А сильный принцип действительно говорит о том, что вселенная должна на некотором этапе эволюции допускать существование наблюдателя. Если первый принцип просто констатирует некоторые совпадения качеств наблюдателя и окружающего мира, что, в общем, само по себе является тривиальным, то сильный принцип уже как бы выходит за рамки науки, и в строгом смысле очень многие ученые – физики и космологи – конечно, к нему относились осторожно.
В.К. Крайне отрицательно! Считали его ненаучным.

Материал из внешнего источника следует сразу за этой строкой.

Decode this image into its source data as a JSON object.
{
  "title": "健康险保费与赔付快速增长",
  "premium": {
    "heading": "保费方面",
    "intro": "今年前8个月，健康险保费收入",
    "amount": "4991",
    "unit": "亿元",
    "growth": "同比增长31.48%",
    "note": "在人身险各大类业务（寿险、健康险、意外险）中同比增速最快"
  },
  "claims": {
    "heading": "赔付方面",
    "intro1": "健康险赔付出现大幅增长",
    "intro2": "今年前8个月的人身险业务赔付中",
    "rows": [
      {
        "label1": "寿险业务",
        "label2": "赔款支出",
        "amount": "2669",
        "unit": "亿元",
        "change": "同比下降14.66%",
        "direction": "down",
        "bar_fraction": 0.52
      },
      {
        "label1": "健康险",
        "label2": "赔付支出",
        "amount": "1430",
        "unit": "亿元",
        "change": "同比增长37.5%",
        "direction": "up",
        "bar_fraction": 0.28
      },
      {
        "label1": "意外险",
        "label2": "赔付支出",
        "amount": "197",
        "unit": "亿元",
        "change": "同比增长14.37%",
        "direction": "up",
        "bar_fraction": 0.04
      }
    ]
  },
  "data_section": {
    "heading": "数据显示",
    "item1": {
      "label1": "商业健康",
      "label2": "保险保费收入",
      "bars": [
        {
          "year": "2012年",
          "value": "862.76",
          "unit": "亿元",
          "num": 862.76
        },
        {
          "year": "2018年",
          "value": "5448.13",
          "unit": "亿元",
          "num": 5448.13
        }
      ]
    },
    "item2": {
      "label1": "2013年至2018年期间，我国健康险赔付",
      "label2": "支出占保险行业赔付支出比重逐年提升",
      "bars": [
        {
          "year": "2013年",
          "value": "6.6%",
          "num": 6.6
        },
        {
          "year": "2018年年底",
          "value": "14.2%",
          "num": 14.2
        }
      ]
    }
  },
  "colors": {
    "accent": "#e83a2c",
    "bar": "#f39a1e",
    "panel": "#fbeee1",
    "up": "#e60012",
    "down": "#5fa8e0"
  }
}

А.П. Но не все. Все-таки были такие крупные физики, как Стивен Хокинг, которые пытались его каким-то образом все-таки применить. Но в чем была прелесть слабого принципа? В том, что качества вселенной совместимы с существованием наблюдателя. Это сразу развязывало руки физикам и космологам в отбраковке нереалистических моделей. Почему? Раз ваша теория или модель (теория – это уже сформировавшаяся модель, получившая подтверждение) не допускает появления на таком-то этапе, скажем, во вселенной в возрасте около 14-15 миллиардов лет существования наблюдателя, подобного земному, значит, она нереалистична. И это вполне естественно. То есть принцип, безусловно, имел какое-то выбраковочное значение.
Но я бы хотел все-таки здесь обратить внимание на некоторые нетривиальные моменты, связанные с этим принципом, с моей точки зрения, на моменты, которые имеют сугубо философскую природу, а не физическую. Как уже сказал Владимир Васильевич, мы физику оставляем физикам. Заключаются они вот в чем, с моей точки зрения.